# They aren't scared, now what?



## RoccoPacco (Feb 18, 2013)

Hey guys! I'm super new to this community and how threads work and what not, so I apologize in advance if a similar question was asked and I just haven't spotted it.

So I've had my two tiels, Rocco and Pacco, since Christmas, and I've had trouble taming them. If I try and take one away to train, they both start squawking at each other, and ultimately they just both get extremely anxious.

My new approach is to take both of them into a small enclosed room together, but I am not sure what to do from there.

They are both comfortable enough to step on my hand, but they usually fly away once I step away from their cage.

SO AFTER ALL MY RAMBLING, the question is
How do I condition my birds to be fully comfortable with me? WHY WONT THEY LOVE ME?! 


Thanks guys


----------



## Tequilagirl (Mar 4, 2013)

You may find it easier to train them separately so they don't distract each other. Take one to a separate room and leave the other one with the radio on, so he doesn't get bored and they can't hear each other.

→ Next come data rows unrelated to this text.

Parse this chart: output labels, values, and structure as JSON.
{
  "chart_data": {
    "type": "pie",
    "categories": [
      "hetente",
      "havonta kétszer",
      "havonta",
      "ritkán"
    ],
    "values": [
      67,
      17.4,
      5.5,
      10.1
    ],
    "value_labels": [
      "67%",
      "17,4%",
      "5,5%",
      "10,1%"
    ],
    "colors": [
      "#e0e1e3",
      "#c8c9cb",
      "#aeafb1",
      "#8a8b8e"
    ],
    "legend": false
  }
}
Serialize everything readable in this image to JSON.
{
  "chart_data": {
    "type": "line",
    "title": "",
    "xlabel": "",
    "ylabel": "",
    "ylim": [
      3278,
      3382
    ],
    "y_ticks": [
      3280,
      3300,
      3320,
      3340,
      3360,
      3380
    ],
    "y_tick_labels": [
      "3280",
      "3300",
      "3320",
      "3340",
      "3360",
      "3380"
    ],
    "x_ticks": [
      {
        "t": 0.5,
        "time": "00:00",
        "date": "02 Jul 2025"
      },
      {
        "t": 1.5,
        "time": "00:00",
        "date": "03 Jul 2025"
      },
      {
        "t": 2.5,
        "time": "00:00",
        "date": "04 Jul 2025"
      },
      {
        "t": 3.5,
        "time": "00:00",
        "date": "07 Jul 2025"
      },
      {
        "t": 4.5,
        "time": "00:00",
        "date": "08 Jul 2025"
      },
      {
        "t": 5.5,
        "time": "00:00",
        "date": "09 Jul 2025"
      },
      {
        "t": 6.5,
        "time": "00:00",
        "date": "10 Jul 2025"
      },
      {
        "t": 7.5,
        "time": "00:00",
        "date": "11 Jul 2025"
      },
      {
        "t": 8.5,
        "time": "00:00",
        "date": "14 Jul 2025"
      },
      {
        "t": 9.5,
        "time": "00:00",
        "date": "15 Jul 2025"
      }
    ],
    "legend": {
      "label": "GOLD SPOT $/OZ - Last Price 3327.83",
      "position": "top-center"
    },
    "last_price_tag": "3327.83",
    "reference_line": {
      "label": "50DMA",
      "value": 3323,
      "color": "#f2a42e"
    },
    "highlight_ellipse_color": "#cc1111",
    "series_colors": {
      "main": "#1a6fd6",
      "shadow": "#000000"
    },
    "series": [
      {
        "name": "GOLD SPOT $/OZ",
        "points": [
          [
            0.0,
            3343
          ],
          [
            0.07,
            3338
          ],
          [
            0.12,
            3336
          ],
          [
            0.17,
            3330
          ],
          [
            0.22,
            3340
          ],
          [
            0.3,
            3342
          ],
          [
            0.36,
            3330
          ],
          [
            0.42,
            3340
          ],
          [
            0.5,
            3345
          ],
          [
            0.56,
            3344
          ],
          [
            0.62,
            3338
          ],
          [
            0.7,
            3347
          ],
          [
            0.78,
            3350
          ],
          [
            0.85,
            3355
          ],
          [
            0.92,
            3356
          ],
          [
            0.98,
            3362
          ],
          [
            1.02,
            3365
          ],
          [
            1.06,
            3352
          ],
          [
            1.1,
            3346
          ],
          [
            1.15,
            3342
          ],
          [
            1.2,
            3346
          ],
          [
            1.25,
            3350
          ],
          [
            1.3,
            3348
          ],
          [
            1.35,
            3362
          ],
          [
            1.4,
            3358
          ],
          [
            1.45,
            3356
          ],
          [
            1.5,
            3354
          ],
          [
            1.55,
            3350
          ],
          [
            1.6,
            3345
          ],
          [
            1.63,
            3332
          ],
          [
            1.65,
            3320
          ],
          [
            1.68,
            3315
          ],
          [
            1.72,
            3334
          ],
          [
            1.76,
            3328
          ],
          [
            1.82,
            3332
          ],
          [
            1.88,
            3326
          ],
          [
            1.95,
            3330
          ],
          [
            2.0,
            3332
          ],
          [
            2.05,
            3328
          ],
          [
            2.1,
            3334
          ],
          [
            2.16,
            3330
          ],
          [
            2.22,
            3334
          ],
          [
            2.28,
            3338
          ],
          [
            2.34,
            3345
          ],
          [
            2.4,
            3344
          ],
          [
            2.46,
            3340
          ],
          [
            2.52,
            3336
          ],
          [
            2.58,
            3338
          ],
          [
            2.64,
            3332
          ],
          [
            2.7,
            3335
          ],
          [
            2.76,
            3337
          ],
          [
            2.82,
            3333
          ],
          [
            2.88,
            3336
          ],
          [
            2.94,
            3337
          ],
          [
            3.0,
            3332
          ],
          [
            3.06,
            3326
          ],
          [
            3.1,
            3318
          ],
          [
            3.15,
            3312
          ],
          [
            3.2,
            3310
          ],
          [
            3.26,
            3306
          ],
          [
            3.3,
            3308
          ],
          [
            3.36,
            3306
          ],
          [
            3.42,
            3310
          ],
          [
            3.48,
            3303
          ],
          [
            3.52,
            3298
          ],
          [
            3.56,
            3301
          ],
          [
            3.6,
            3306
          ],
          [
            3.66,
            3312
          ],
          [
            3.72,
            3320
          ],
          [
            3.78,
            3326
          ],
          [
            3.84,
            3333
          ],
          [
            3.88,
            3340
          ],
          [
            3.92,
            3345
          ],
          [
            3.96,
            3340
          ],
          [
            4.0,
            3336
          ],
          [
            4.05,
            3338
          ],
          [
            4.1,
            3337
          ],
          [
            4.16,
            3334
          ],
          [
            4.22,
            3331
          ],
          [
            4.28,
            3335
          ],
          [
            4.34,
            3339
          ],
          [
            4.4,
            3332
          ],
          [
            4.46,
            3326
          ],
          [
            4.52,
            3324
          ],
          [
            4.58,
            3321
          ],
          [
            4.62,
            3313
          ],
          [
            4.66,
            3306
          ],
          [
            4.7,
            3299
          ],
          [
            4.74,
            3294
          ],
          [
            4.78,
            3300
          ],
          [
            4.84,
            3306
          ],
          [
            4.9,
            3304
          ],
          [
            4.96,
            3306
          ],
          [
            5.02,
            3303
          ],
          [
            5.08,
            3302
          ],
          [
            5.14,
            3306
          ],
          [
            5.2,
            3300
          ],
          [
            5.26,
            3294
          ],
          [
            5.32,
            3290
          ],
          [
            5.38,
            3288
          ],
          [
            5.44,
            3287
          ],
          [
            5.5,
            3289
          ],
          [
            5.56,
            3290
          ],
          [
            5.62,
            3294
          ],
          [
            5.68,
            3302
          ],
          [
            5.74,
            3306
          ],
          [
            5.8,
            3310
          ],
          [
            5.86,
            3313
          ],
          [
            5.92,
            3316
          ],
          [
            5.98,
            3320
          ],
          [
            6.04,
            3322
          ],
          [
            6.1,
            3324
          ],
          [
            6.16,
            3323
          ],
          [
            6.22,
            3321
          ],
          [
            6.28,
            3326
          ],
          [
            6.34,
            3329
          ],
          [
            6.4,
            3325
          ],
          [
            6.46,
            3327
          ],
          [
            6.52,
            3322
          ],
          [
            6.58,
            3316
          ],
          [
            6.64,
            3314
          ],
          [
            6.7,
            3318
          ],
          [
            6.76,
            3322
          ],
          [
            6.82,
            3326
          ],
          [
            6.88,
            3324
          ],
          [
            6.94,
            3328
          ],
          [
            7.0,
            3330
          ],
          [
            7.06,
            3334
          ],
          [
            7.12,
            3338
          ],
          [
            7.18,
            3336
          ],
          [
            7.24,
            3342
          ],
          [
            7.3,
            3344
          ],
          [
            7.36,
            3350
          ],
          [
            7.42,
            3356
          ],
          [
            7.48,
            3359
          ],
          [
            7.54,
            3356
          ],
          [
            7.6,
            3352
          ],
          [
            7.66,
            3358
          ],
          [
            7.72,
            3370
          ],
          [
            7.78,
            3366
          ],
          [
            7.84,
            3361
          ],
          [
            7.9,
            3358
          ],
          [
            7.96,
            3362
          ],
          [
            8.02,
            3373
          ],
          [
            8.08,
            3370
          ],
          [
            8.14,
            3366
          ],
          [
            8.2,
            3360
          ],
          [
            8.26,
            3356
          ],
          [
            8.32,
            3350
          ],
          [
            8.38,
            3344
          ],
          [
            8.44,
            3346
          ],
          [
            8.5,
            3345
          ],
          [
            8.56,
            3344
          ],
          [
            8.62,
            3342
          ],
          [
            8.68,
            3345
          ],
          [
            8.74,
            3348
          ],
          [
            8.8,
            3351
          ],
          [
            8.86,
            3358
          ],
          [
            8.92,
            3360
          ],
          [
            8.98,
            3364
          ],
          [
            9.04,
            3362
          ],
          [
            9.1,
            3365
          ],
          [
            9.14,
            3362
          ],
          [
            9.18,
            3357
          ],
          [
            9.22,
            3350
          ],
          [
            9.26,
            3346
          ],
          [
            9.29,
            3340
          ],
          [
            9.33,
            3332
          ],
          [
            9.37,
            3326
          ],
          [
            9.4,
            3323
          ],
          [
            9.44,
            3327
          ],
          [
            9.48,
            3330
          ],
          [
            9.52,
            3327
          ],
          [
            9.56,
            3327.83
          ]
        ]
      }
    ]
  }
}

If they fly back to the cage they are still a little bit scared or unsure. Try offering millet with your hand so they hang out, and move slow.

Keep the training sessions short and sweet, and repeat often. I'm sure they love you very much (you keep the food after all ) you just need a lot of patience.


----------



## roxy culver (May 27, 2010)

You need to train them away from their cage, that is the issue here. They will keep trying to get back to it and not pay attention to you if you don't.

It is easier to work with one at a time. You can cover the other bird in the cage so that he thinks its night time and work with the other in a small room (a bathroom is good for this). Then switch out birds. Food bribery will also help, any time you go near them, give them some millet, they'll start to look forward to you coming around.


----------